Mit den Umfragewerten auf Bundesebene kann keiner in der SPD zufrieden sein. Das vor allem vor dem Hintergrund, dass die sozialdemokratischen Minister und Ministerinnen eine hervorragende Arbeit für das Land und die Menschen leisten. Ich bin jedoch zuversichtlich, dass es gelingen kann, das bis zur Bundestagswahl noch stärker sichtbar zu machen. Und wir gehen mit einem starken Kandidaten, mit Olaf Scholz, in diesen Wahlkampf. Er steht für ein besonnenes, kraftvolles und zukunftsorientiertes Management der Corona-Pandemie und eine positive Vision für die Zukunft unseres Landes. Das findet in der Bevölkerung viel Anerkennung. In Rheinland-Pfalz steht meine Partei sehr gut da. Aber natürlich geht es auch bei dieser Wahl wieder um jede Stimme. Wir werben entschlossen und engagiert um das Vertrauen der Bürger und Bürgerinnen, und ich bin zuversichtlich, dass wir auch dieses Mal stärkste Kraft werden.
Sie selbst führen aktuell eine Ampel-Koalition in Rheinland-Pfalz an. Wäre das auch auf Bundesebene denkbar?
Wenn wir auf die vergangenen fünf Jahre Ampel-Koalition schauen, können wir voller Stolz sagen: Wir haben in den vergangenen Regierungsjahren das Land sozial, wirtschaftlich erfolgreich und ökologisch nachhaltig gestaltet. Rheinland-Pfalz ist erfolgreich, lebenswert und solidarisch. Unser Land ist fit für die Zukunft. Die Landesregierung ist 2016 mit der gemeinsamen Leitidee angetreten: „Wir sind für alle da!" Die Ampel-Koalition denkt Rheinland-Pfalz zusammen und gestaltet das Land so, dass mehr Zusammenhalt, mehr Zukunft, mehr Fortschritt entsteht. Das war 2016 unser Versprechen und das haben wir eingelöst. Dass die Ampel-Regierung hier in Rheinland-Pfalz so erfolgreich arbeiten kann, hängt aber mit Sicherheit auch damit zusammen, dass wir als Partner auf der persönlichen Ebene sehr offen, verlässlich und vertrauensvoll miteinander umgehen können.

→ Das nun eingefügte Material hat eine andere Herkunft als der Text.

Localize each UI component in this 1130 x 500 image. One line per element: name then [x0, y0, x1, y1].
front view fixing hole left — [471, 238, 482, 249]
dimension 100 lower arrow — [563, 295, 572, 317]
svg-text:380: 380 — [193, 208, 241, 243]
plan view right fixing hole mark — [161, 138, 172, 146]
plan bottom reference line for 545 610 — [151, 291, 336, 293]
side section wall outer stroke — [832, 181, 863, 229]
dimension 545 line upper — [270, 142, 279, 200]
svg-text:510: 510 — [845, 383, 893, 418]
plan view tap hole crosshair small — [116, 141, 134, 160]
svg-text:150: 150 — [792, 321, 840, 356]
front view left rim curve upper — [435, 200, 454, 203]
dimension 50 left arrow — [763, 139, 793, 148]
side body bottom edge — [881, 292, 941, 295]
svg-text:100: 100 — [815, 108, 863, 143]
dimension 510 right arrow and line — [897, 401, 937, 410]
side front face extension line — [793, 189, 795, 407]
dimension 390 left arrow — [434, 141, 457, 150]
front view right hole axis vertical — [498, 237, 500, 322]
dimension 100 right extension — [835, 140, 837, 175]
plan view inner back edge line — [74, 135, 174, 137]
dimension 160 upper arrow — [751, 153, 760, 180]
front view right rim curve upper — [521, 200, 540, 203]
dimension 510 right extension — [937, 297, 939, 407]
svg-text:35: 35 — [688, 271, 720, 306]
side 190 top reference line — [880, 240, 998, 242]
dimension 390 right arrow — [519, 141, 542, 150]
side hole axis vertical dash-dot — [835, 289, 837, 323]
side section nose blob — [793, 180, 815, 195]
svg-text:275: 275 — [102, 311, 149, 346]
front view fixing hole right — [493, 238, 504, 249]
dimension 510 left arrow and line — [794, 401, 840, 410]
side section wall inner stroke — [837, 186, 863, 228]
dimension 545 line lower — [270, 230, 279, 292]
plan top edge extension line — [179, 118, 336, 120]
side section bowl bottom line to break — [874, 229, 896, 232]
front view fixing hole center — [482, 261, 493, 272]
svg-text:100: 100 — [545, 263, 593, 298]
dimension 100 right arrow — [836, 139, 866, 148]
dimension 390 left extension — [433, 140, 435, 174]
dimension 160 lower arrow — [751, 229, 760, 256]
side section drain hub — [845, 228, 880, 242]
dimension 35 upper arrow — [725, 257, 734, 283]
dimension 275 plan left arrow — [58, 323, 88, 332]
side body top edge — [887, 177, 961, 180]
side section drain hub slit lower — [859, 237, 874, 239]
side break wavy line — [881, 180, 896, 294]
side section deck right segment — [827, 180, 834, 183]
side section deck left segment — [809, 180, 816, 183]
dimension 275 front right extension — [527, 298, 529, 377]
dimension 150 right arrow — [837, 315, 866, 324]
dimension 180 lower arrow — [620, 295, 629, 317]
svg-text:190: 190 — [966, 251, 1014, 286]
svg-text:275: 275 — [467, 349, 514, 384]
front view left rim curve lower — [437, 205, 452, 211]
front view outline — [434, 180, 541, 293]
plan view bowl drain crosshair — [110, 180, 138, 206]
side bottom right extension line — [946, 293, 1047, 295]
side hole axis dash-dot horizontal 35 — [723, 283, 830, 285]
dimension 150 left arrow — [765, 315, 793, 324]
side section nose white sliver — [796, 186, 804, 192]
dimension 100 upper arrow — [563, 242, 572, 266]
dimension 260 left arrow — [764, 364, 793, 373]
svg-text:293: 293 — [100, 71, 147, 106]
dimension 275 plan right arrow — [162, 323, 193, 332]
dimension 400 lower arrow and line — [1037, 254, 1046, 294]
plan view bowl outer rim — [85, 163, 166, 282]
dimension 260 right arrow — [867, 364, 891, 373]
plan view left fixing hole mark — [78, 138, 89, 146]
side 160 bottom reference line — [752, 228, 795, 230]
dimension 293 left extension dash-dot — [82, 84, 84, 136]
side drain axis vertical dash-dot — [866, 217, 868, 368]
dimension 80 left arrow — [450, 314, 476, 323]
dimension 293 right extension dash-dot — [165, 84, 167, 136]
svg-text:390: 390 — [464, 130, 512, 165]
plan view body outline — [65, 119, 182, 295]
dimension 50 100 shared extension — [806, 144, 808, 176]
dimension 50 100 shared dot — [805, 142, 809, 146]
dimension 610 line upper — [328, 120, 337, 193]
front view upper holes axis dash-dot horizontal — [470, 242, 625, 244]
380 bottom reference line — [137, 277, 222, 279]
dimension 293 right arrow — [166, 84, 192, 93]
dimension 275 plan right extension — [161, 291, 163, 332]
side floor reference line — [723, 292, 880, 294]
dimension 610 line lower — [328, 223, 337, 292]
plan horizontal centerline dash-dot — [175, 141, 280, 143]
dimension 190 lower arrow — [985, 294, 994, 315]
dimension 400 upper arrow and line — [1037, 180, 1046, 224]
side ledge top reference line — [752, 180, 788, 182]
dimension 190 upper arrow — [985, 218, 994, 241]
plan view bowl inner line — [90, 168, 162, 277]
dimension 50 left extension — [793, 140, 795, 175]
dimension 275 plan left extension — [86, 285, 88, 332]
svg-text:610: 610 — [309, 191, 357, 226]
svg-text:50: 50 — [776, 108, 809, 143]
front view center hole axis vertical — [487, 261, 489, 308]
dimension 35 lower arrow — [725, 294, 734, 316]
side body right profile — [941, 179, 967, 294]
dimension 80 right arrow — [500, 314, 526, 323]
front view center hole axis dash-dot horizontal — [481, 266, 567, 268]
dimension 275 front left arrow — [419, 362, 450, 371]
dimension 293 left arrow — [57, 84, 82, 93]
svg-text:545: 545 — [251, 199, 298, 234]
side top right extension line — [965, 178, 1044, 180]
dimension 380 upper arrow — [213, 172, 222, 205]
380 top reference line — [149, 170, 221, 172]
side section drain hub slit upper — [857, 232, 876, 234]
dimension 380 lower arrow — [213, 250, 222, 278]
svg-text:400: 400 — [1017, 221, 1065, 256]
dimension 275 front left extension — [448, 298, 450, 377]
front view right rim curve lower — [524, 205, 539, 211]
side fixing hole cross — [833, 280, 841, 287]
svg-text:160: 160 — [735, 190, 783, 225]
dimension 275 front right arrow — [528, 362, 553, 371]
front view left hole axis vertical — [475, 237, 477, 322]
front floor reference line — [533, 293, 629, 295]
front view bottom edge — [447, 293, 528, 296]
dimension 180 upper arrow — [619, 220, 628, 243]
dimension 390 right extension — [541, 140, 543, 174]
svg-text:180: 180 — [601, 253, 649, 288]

Nun brodelt um Ihren grünen Koalitionspartner im Land aktuell ein Beförderungsskandal. Wie geht die SPD damit um?
Grundsätzlich unterliegt das Personalwesen und damit auch die konkrete Ausgestaltung des Beförderungsverfahrens der Ressorthoheit der jeweiligen Ministerin oder des jeweiligen Ministers. Im Rahmen der Beantwortung einer Großen Anfrage hat die Landesregierung die Situation für jedes Ressort aufgeschlüsselt dargestellt und alle Informationen, die im Rahmen einer öffentlichen Beantwortung rechtlich zulässig sind, umfassend und transparent zur Verfügung gestellt.
Die Klimaliste bietet sich aktuell als grüne Alternative an. Aber ist sie denn ein ernst zu nehmender Konkurrent für die Grünen, vielleicht sogar ein Koalitionspartner, den man in Betracht ziehen könnte? Oder steht die Koalitionsfrage für Sie noch nicht auf der Agenda?
Wer möchte, dass ich Ministerpräsidentin bleibe, muss SPD wählen – am 14. März oder heute schon per Briefwahl. Nur so erhalten wir den Auftrag der Wähler und Wählerinnen, eine Regierung zu bilden und ich die Möglichkeit, vom Parlament erneut zur Ministerpräsidentin gewählt zu werden.